The Education Tax Credit is available to people with disabilities who receive assistance for post-secondary education under Human Resources Social Development Canada’s training programs, including Employability Assistance for People With Disabilities and the Opportunities Fund.
If I have an outstanding Canada Student Loan and am unable to repay the loan because of my disability, what are my options?
The Canada Student Loans Program recognizes that a permanent disability may mean that some disabled students will be unable to repay a loan, because they are unable to seek or obtain a full-time job that would enable repayment. In these cases, the program offers a permanent disability benefit, which may allow applicants to have a loan forgiven. For more information on this provision, and other Student Loan Information Guides, please visit: www.canlearn.ca/eng/main/publications/info/index.shtml.
I would like to become involved with a group or organization of students with disabilities at school. How do I find out if one exists on campus?
Many colleges and universities across Canada have either a campus group of students with disabilities or an accessibility committee. Some schools have both types of organizations. Contact your general students’ association or the office that provides disability related services to find out if there is a group at your school and how you can become involved in meetings and other activities. If you would like to find out more about these groups, visit CampusNet, the new online community developed by National Educational Association of Disabled Students (NEADS).
What sorts of accommodations are usually in place for students with disabilities attending college and university?
Services and accommodations vary greatly from one institution to the next. Some typical services include: tutors, note-takers in class, extended time for tests/exams, oral exams, access to computers with adaptive hardware and software, an adaptive technology centre, assistance with research in libraries, texts on tape, communication with faculty regarding accommodations in the classroom, special parking permits for mobility impaired students, orientation sessions, attendant services and accessible transportation. The fact of the matter is, all students require different accommodations depending upon their disabilities and individual circumstances.

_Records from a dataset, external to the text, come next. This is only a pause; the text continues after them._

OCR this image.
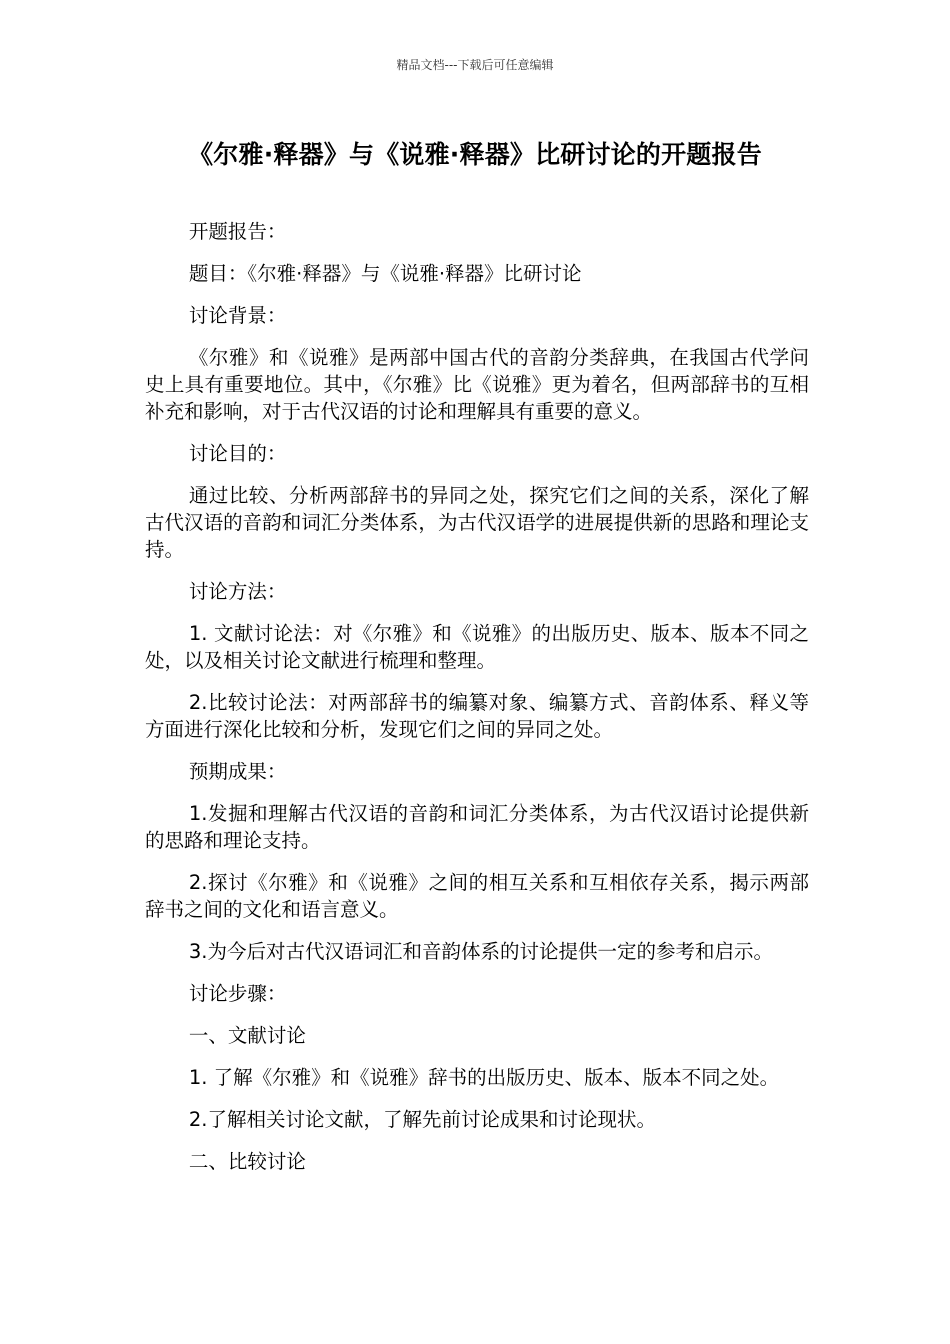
精品文档---下载后可任意编辑
《尔雅·释器》与《说雅·释器》比研讨论的开题报告

开题报告：

题目：《尔雅·释器》与《说雅·释器》比研讨论

讨论背景：

《尔雅》和《说雅》是两部中国古代的音韵分类辞典，在我国古代学问史上具有重要地位。其中，《尔雅》比《说雅》更为着名，但两部辞书的互相补充和影响，对于古代汉语的讨论和理解具有重要的意义。

讨论目的：

通过比较、分析两部辞书的异同之处，探究它们之间的关系，深化了解古代汉语的音韵和词汇分类体系，为古代汉语学的进展提供新的思路和理论支持。

讨论方法：

1. 文献讨论法：对《尔雅》和《说雅》的出版历史、版本、版本不同之处，以及相关讨论文献进行梳理和整理。

2.比较讨论法：对两部辞书的编纂对象、编纂方式、音韵体系、释义等方面进行深化比较和分析，发现它们之间的异同之处。

预期成果：

1.发掘和理解古代汉语的音韵和词汇分类体系，为古代汉语讨论提供新的思路和理论支持。

2.探讨《尔雅》和《说雅》之间的相互关系和互相依存关系，揭示两部辞书之间的文化和语言意义。

3.为今后对古代汉语词汇和音韵体系的讨论提供一定的参考和启示。

讨论步骤：

一、文献讨论

1. 了解《尔雅》和《说雅》辞书的出版历史、版本、版本不同之处。

2.了解相关讨论文献，了解先前讨论成果和讨论现状。

二、比较讨论
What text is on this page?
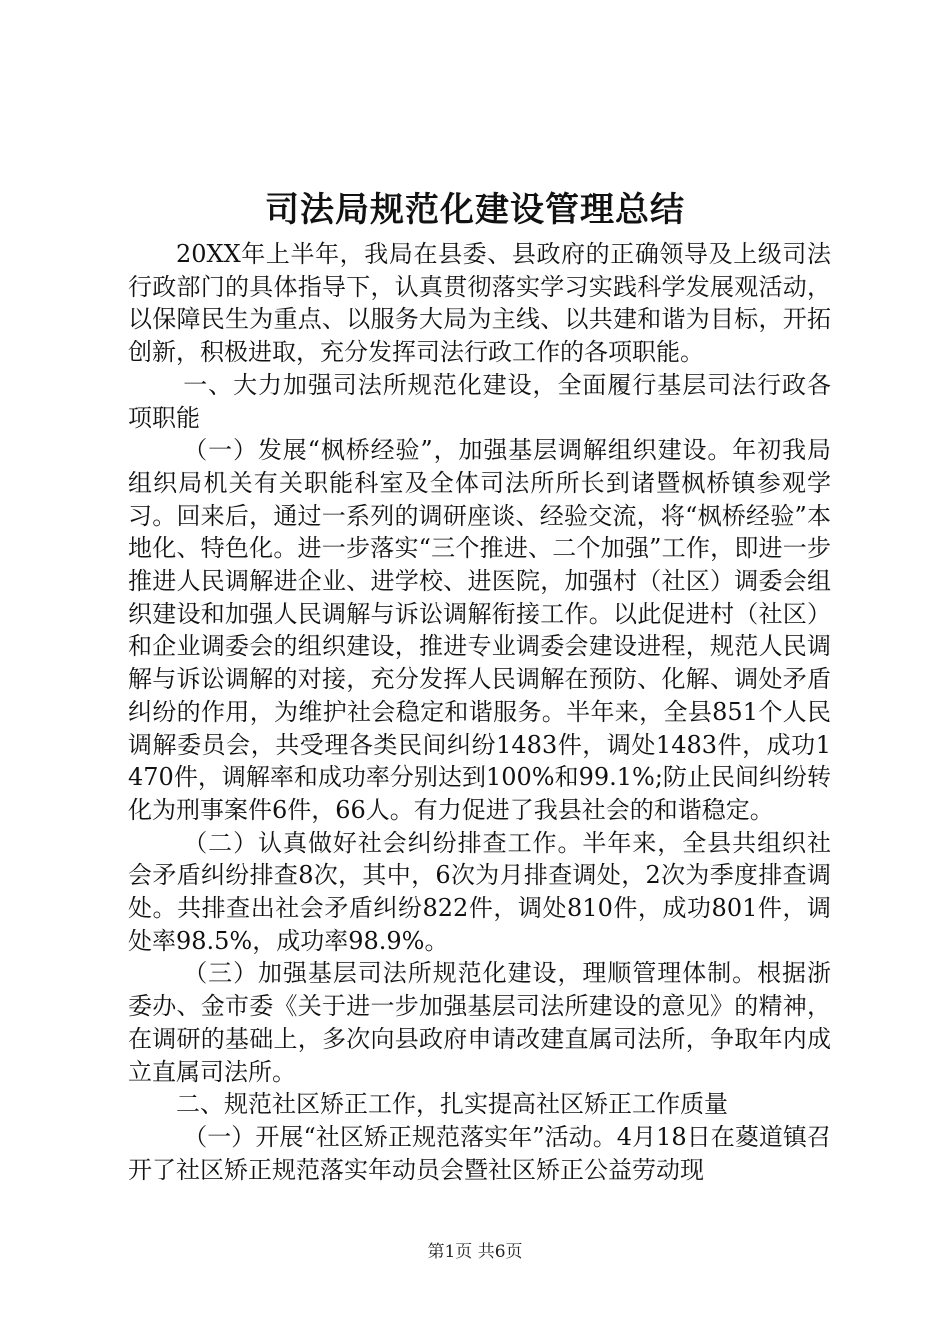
司法局规范化建设管理总结

20XX年上半年，我局在县委、县政府的正确领导及上级司法行政部门的具体指导下，认真贯彻落实学习实践科学发展观活动，以保障民生为重点、以服务大局为主线、以共建和谐为目标，开拓创新，积极进取，充分发挥司法行政工作的各项职能。

一、大力加强司法所规范化建设，全面履行基层司法行政各项职能

（一）发展“枫桥经验”，加强基层调解组织建设。年初我局组织局机关有关职能科室及全体司法所所长到诸暨枫桥镇参观学习。回来后，通过一系列的调研座谈、经验交流，将“枫桥经验”本地化、特色化。进一步落实“三个推进、二个加强”工作，即进一步推进人民调解进企业、进学校、进医院，加强村（社区）调委会组织建设和加强人民调解与诉讼调解衔接工作。以此促进村（社区）和企业调委会的组织建设，推进专业调委会建设进程，规范人民调解与诉讼调解的对接，充分发挥人民调解在预防、化解、调处矛盾纠纷的作用，为维护社会稳定和谐服务。半年来，全县851个人民调解委员会，共受理各类民间纠纷1483件，调处1483件，成功1470件，调解率和成功率分别达到100%和99.1%;防止民间纠纷转化为刑事案件6件，66人。有力促进了我县社会的和谐稳定。

（二）认真做好社会纠纷排查工作。半年来，全县共组织社会矛盾纠纷排查8次，其中，6次为月排查调处，2次为季度排查调处。共排查出社会矛盾纠纷822件，调处810件，成功801件，调处率98.5%，成功率98.9%。

（三）加强基层司法所规范化建设，理顺管理体制。根据浙委办、金市委《关于进一步加强基层司法所建设的意见》的精神，在调研的基础上，多次向县政府申请改建直属司法所，争取年内成立直属司法所。

二、规范社区矫正工作，扎实提高社区矫正工作质量

（一）开展“社区矫正规范落实年”活动。4月18日在葼道镇召开了社区矫正规范落实年动员会暨社区矫正公益劳动现

第1页 共6页
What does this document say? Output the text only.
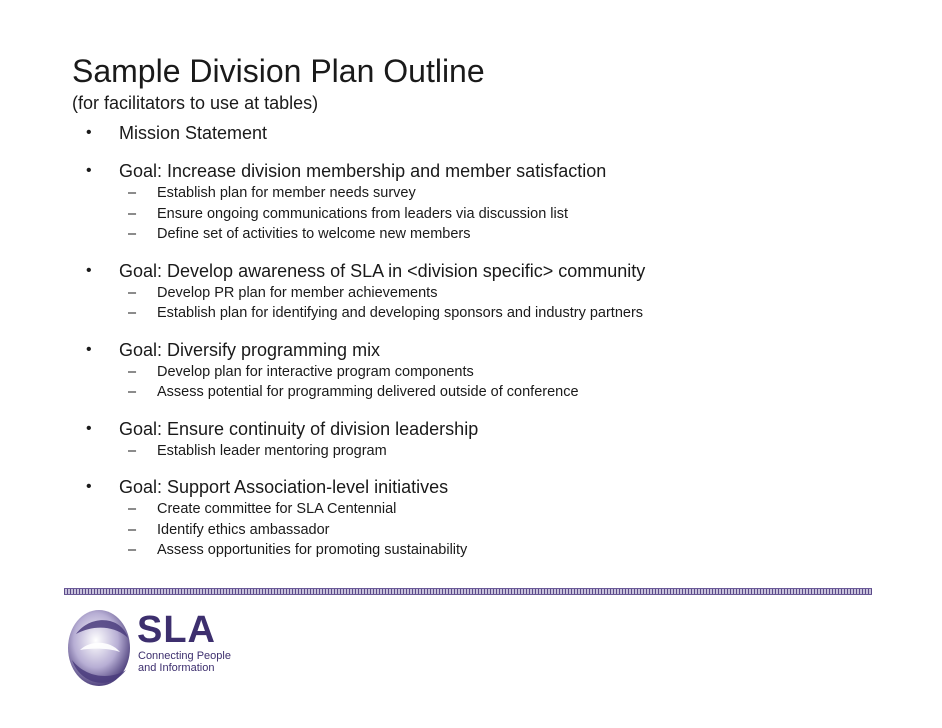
Sample Division Plan Outline
(for facilitators to use at tables)
• Mission Statement
• Goal: Increase division membership and member satisfaction
– Establish plan for member needs survey
– Ensure ongoing communications from leaders via discussion list
– Define set of activities to welcome new members
• Goal: Develop awareness of SLA in <division specific> community
– Develop PR plan for member achievements
– Establish plan for identifying and developing sponsors and industry partners
• Goal: Diversify programming mix
– Develop plan for interactive program components
– Assess potential for programming delivered outside of conference
• Goal: Ensure continuity of division leadership
– Establish leader mentoring program
• Goal: Support Association-level initiatives
– Create committee for SLA Centennial
– Identify ethics ambassador
– Assess opportunities for promoting sustainability
SLA
Connecting People
and Information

Speak to the disabilities service office at your school of choice to find out what is available to support students with disabilities in their pursuit of accessible education.

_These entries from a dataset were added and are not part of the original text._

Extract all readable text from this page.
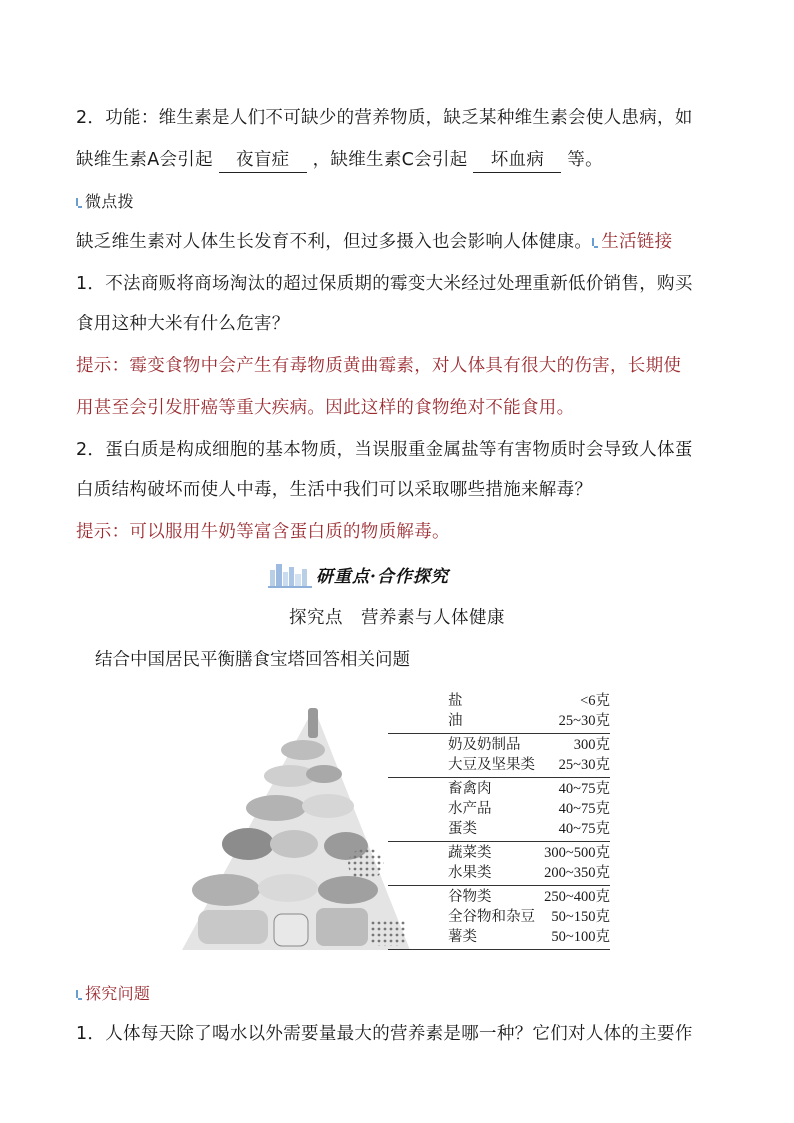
2．功能：维生素是人们不可缺少的营养物质，缺乏某种维生素会使人患病，如
缺维生素A会引起 夜盲症 ，缺维生素C会引起 坏血病 等。
微点拨
缺乏维生素对人体生长发育不利，但过多摄入也会影响人体健康。 生活链接
1．不法商贩将商场淘汰的超过保质期的霉变大米经过处理重新低价销售，购买
食用这种大米有什么危害？
提示：霉变食物中会产生有毒物质黄曲霉素，对人体具有很大的伤害，长期使
用甚至会引发肝癌等重大疾病。因此这样的食物绝对不能食用。
2．蛋白质是构成细胞的基本物质，当误服重金属盐等有害物质时会导致人体蛋
白质结构破坏而使人中毒，生活中我们可以采取哪些措施来解毒？
提示：可以服用牛奶等富含蛋白质的物质解毒。
研重点·合作探究
探究点　营养素与人体健康
结合中国居民平衡膳食宝塔回答相关问题
盐	<6克
油	25~30克
奶及奶制品	300克
大豆及坚果类 25~30克
畜禽肉	40~75克
水产品	40~75克
蛋类	40~75克
蔬菜类	300~500克
水果类	200~350克
谷物类	250~400克
全谷物和杂豆 50~150克
薯类	50~100克
探究问题
1．人体每天除了喝水以外需要量最大的营养素是哪一种？它们对人体的主要作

Where can I go to locate textbooks in alternative formats?
If you are registered with the disability services office at your college or university and are interested in requesting alternative format textbooks, contact them directly. Many college textbooks are available in alternative formats for the use of students with disabilities.
Some textbooks are available electronically so that a computer program can read the book to a student. This is referred to as electronic text, E-text or E-books. Some college books are read by volunteers and available digitally. These are referred to as audio books.

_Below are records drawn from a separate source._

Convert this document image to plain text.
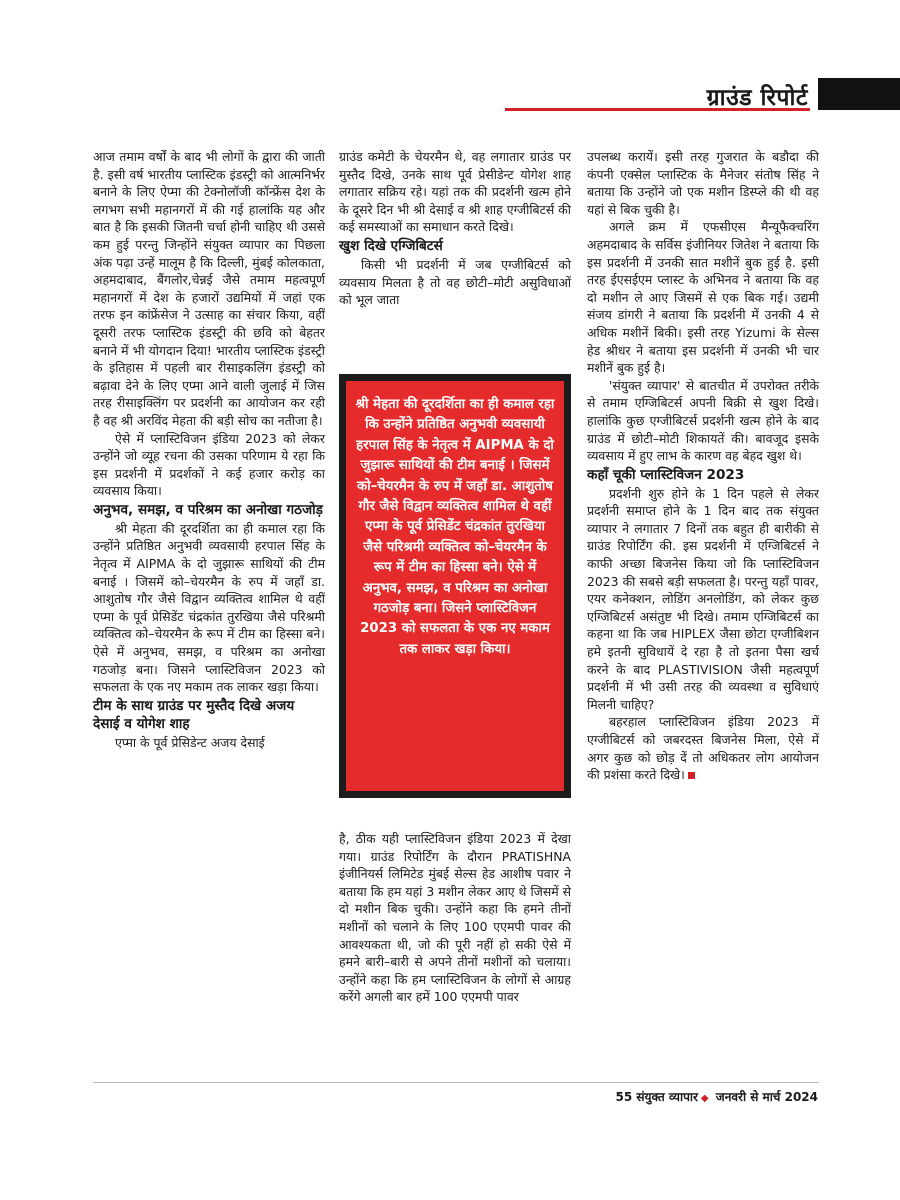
ग्राउंड रिपोर्ट

आज तमाम वर्षों के बाद भी लोगों के द्वारा की जाती है. इसी वर्ष भारतीय प्लास्टिक इंडस्ट्री को आत्मनिर्भर बनाने के लिए ऐप्मा की टेक्नोलॉजी कॉन्फ्रेंस देश के लगभग सभी महानगरों में की गई हालांकि यह और बात है कि इसकी जितनी चर्चा होनी चाहिए थी उससे कम हुई परन्तु जिन्होंने संयुक्त व्यापार का पिछला अंक पढ़ा उन्हें मालूम है कि दिल्ली, मुंबई कोलकाता, अहमदाबाद, बैंगलोर,चेन्नई जैसे तमाम महत्वपूर्ण महानगरों में देश के हजारों उद्यमियों में जहां एक तरफ इन कांफ्रेंसेज ने उत्साह का संचार किया, वहीं दूसरी तरफ प्लास्टिक इंडस्ट्री की छवि को बेहतर बनाने में भी योगदान दिया! भारतीय प्लास्टिक इंडस्ट्री के इतिहास में पहली बार रीसाइकलिंग इंडस्ट्री को बढ़ावा देने के लिए एप्मा आने वाली जुलाई में जिस तरह रीसाइक्लिंग पर प्रदर्शनी का आयोजन कर रही है वह श्री अरविंद मेहता की बड़ी सोच का नतीजा है।

ऐसे में प्लास्टिविजन इंडिया 2023 को लेकर उन्होंने जो व्यूह रचना की उसका परिणाम ये रहा कि इस प्रदर्शनी में प्रदर्शकों ने कई हजार करोड़ का व्यवसाय किया।

अनुभव, समझ, व परिश्रम का अनोखा गठजोड़

श्री मेहता की दूरदर्शिता का ही कमाल रहा कि उन्होंने प्रतिष्ठित अनुभवी व्यवसायी हरपाल सिंह के नेतृत्व में AIPMA के दो जुझारू साथियों की टीम बनाई । जिसमें को–चेयरमैन के रुप में जहाँ डा. आशुतोष गौर जैसे विद्वान व्यक्तित्व शामिल थे वहीं एप्मा के पूर्व प्रेसिडेंट चंद्रकांत तुरखिया जैसे परिश्रमी व्यक्तित्व को–चेयरमैन के रूप में टीम का हिस्सा बने। ऐसे में अनुभव, समझ, व परिश्रम का अनोखा गठजोड़ बना। जिसने प्लास्टिविजन 2023 को सफलता के एक नए मकाम तक लाकर खड़ा किया।

टीम के साथ ग्राउंड पर मुस्तैद दिखे अजय देसाई व योगेश शाह

एप्मा के पूर्व प्रेसिडेन्ट अजय देसाई

ग्राउंड कमेटी के चेयरमैन थे, वह लगातार ग्राउंड पर मुस्तैद दिखे, उनके साथ पूर्व प्रेसीडेन्ट योगेश शाह लगातार सक्रिय रहे। यहां तक की प्रदर्शनी खत्म होने के दूसरे दिन भी श्री देसाई व श्री शाह एग्जीबिटर्स की कई समस्याओं का समाधान करते दिखे।

खुश दिखे एग्जिबिटर्स

किसी भी प्रदर्शनी में जब एग्जीबिटर्स को व्यवसाय मिलता है तो वह छोटी–मोटी असुविधाओं को भूल जाता

श्री मेहता की दूरदर्शिता का ही कमाल रहा कि उन्होंने प्रतिष्ठित अनुभवी व्यवसायी हरपाल सिंह के नेतृत्व में AIPMA के दो जुझारू साथियों की टीम बनाई । जिसमें को–चेयरमैन के रुप में जहाँ डा. आशुतोष गौर जैसे विद्वान व्यक्तित्व शामिल थे वहीं एप्मा के पूर्व प्रेसिडेंट चंद्रकांत तुरखिया जैसे परिश्रमी व्यक्तित्व को–चेयरमैन के रूप में टीम का हिस्सा बने। ऐसे में अनुभव, समझ, व परिश्रम का अनोखा गठजोड़ बना। जिसने प्लास्टिविजन 2023 को सफलता के एक नए मकाम तक लाकर खड़ा किया।

है, ठीक यही प्लास्टिविजन इंडिया 2023 में देखा गया। ग्राउंड रिपोर्टिंग के दौरान PRATISHNA इंजीनियर्स लिमिटेड मुंबई सेल्स हेड आशीष पवार ने बताया कि हम यहां 3 मशीन लेकर आए थे जिसमें से दो मशीन बिक चुकी। उन्होंने कहा कि हमने तीनों मशीनों को चलाने के लिए 100 एएमपी पावर की आवश्यकता थी, जो की पूरी नहीं हो सकी ऐसे में हमने बारी–बारी से अपने तीनों मशीनों को चलाया। उन्होंने कहा कि हम प्लास्टिविजन के लोगों से आग्रह करेंगे अगली बार हमें 100 एएमपी पावर

उपलब्ध करायें। इसी तरह गुजरात के बडौदा की कंपनी एक्सेल प्लास्टिक के मैनेजर संतोष सिंह ने बताया कि उन्होंने जो एक मशीन डिस्प्ले की थी वह यहां से बिक चुकी है।

अगले क्रम में एफसीएस मैन्यूफैक्चरिंग अहमदाबाद के सर्विस इंजीनियर जितेश ने बताया कि इस प्रदर्शनी में उनकी सात मशीनें बुक हुई है. इसी तरह ईएसईएम प्लास्ट के अभिनव ने बताया कि वह दो मशीन ले आए जिसमें से एक बिक गई। उद्यमी संजय डांगरी ने बताया कि प्रदर्शनी में उनकी 4 से अधिक मशीनें बिकी। इसी तरह Yizumi के सेल्स हेड श्रीधर ने बताया इस प्रदर्शनी में उनकी भी चार मशीनें बुक हुई है।

'संयुक्त व्यापार' से बातचीत में उपरोक्त तरीके से तमाम एग्जिबिटर्स अपनी बिक्री से खुश दिखे। हालांकि कुछ एग्जीबिटर्स प्रदर्शनी खत्म होने के बाद ग्राउंड में छोटी–मोटी शिकायतें की। बावजूद इसके व्यवसाय में हुए लाभ के कारण वह बेहद खुश थे।

कहाँ चूकी प्लास्टिविजन 2023

प्रदर्शनी शुरु होने के 1 दिन पहले से लेकर प्रदर्शनी समाप्त होने के 1 दिन बाद तक संयुक्त व्यापार ने लगातार 7 दिनों तक बहुत ही बारीकी से ग्राउंड रिपोर्टिंग की. इस प्रदर्शनी में एग्जिबिटर्स ने काफी अच्छा बिजनेस किया जो कि प्लास्टिविजन 2023 की सबसे बड़ी सफलता है। परन्तु यहाँ पावर, एयर कनेक्शन, लोडिंग अनलोडिंग, को लेकर कुछ एग्जिबिटर्स असंतुष्ट भी दिखे। तमाम एग्जिबिटर्स का कहना था कि जब HIPLEX जैसा छोटा एग्जीबिशन हमे इतनी सुविधायें दे रहा है तो इतना पैसा खर्च करने के बाद PLASTIVISION जैसी महत्वपूर्ण प्रदर्शनी में भी उसी तरह की व्यवस्था व सुविधाएं मिलनी चाहिए?

बहरहाल प्लास्टिविजन इंडिया 2023 में एग्जीबिटर्स को जबरदस्त बिजनेस मिला, ऐसे में अगर कुछ को छोड़ दें तो अधिकतर लोग आयोजन की प्रशंसा करते दिखे।

55 संयुक्त व्यापार ◆ जनवरी से मार्च 2024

The following web resources provide additional information regarding Alternative Format Textbooks and for requesting permission to use materials:
Recordings for people with dyslexia (Princeton, New Jersey)
The student must contact this organization directly, as Canadian colleges and universities are not able to get memberships.
Will there be any fees that come with the use of special services at the post-secondary level?
This will depend upon the school that you attend. Some of the services that you receive may be covered by provincial or federal funding programs that you are eligible for, while other services will be supported by your school. Some colleges and universities charge for tutors, note-taking, large-print transcription, photocopying, etc. If in doubt, talk to the disability services office on your campus.